In summary, a video by Eric Berg relays several unsupported or inaccurate claims, some of which are based on flawed reasoning. The daily death rate from COVID-19 and the positivity rate are indeed lower for some countries in October 2020 compared to April 2020. However, comparing arbitrary time points instead of looking at the trend over time is misleading. A closer look at the dynamics of those metrics in October shows that cases and deaths are increasing again, akin to the trends observed in April.
While positivity rate is an important metric, it is directly affected by the testing policy. Therefore, changes in testing policy may increase or decrease the positivity rate in a manner that does not reflect the actual transmission rate in a community.
Berg’s claim that cross-reactive T cells from the common cold are responsible for the decrease in death rate between April and October 2020 is implausible, because such T cells would predate the pandemic. If they are critical to protection, as Berg states, then this protection would have been evident since the beginning of the pandemic, not several months afterwards. While recent research provides evidence that some people have T cells that can recognize proteins of SARS-CoV-2, no data is available demonstrating that these cells confer protection against COVID-19. Epidemiological models also suggest that such T cells would not alter the resistance of the population as a whole against the epidemic.

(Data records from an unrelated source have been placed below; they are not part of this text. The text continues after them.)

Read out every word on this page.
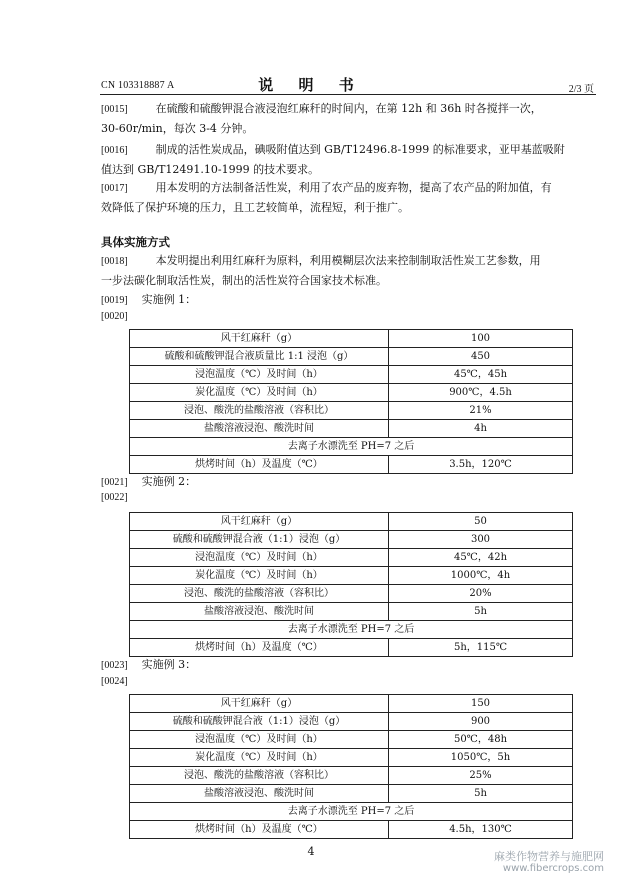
CN 103318887 A	说 明 书	2/3 页
[0015]        在硫酸和硫酸钾混合液浸泡红麻秆的时间内，在第 12h 和 36h 时各搅拌一次，
30-60r/min，每次 3-4 分钟。
[0016]        制成的活性炭成品，碘吸附值达到 GB/T12496.8-1999 的标准要求，亚甲基蓝吸附
值达到 GB/T12491.10-1999 的技术要求。
[0017]        用本发明的方法制备活性炭，利用了农产品的废弃物，提高了农产品的附加值，有
效降低了保护环境的压力，且工艺较简单，流程短，利于推广。
具体实施方式
[0018]        本发明提出利用红麻秆为原料，利用模糊层次法来控制制取活性炭工艺参数，用
一步法碳化制取活性炭，制出的活性炭符合国家技术标准。
[0019]    实施例 1：
[0020]
风干红麻秆（g）	100
硫酸和硫酸钾混合液质量比 1:1 浸泡（g）	450
浸泡温度（℃）及时间（h）	45℃，45h
炭化温度（℃）及时间（h）	900℃，4.5h
浸泡、酸洗的盐酸溶液（容积比）	21%
盐酸溶液浸泡、酸洗时间	4h
去离子水漂洗至 PH=7 之后	
烘烤时间（h）及温度（℃）	3.5h，120℃
[0021]    实施例 2：
[0022]
风干红麻秆（g）	50
硫酸和硫酸钾混合液（1:1）浸泡（g）	300
浸泡温度（℃）及时间（h）	45℃，42h
炭化温度（℃）及时间（h）	1000℃，4h
浸泡、酸洗的盐酸溶液（容积比）	20%
盐酸溶液浸泡、酸洗时间	5h
去离子水漂洗至 PH=7 之后	
烘烤时间（h）及温度（℃）	5h，115℃
[0023]    实施例 3：
[0024]
风干红麻秆（g）	150
硫酸和硫酸钾混合液（1:1）浸泡（g）	900
浸泡温度（℃）及时间（h）	50℃，48h
炭化温度（℃）及时间（h）	1050℃，5h
浸泡、酸洗的盐酸溶液（容积比）	25%
盐酸溶液浸泡、酸洗时间	5h
去离子水漂洗至 PH=7 之后	
烘烤时间（h）及温度（℃）	4.5h，130℃
4	麻类作物营养与施肥网
www.fibercrops.com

Since January 2020, the COVID-19 pandemic has swept the globe causing at least 1,200,000 registered deaths worldwide as of October 2020. Overall mortality in the U.S. increased by 300,000 deaths in 2020 compared to previous years. While the infection rate and death rate dropped in many countries after the first wave from March to April 2020, cases and deaths started increasing again in an exponential trajectory in September and October 2020, portending a second COVID-19 wave.
- 1 – King et al. (2020) COVID-19—a very visible pandemic. The Lancet.
- 2 – Grifoni et al.(2020) Targets of T Cell Responses to SARS-CoV-2 Coronavirus in Humans with COVID-19 Disease and Unexposed Individuals. Cell.
- 3 – Mateus et al. (2020). Selective and cross-reactive SARS-CoV-2 T cell epitopes in unexposed humans. Science.
- 4 – Lipsitch et al. (2020) Cross-reactive memory T cells and herd immunity to SARS-CoV-2. Nature Review Immunology.
UPDATE (11 Nov. 2020):
Corrected phrasing to reflect that daily confirmed cases are overall higher in October than in April as showed in Figure 1.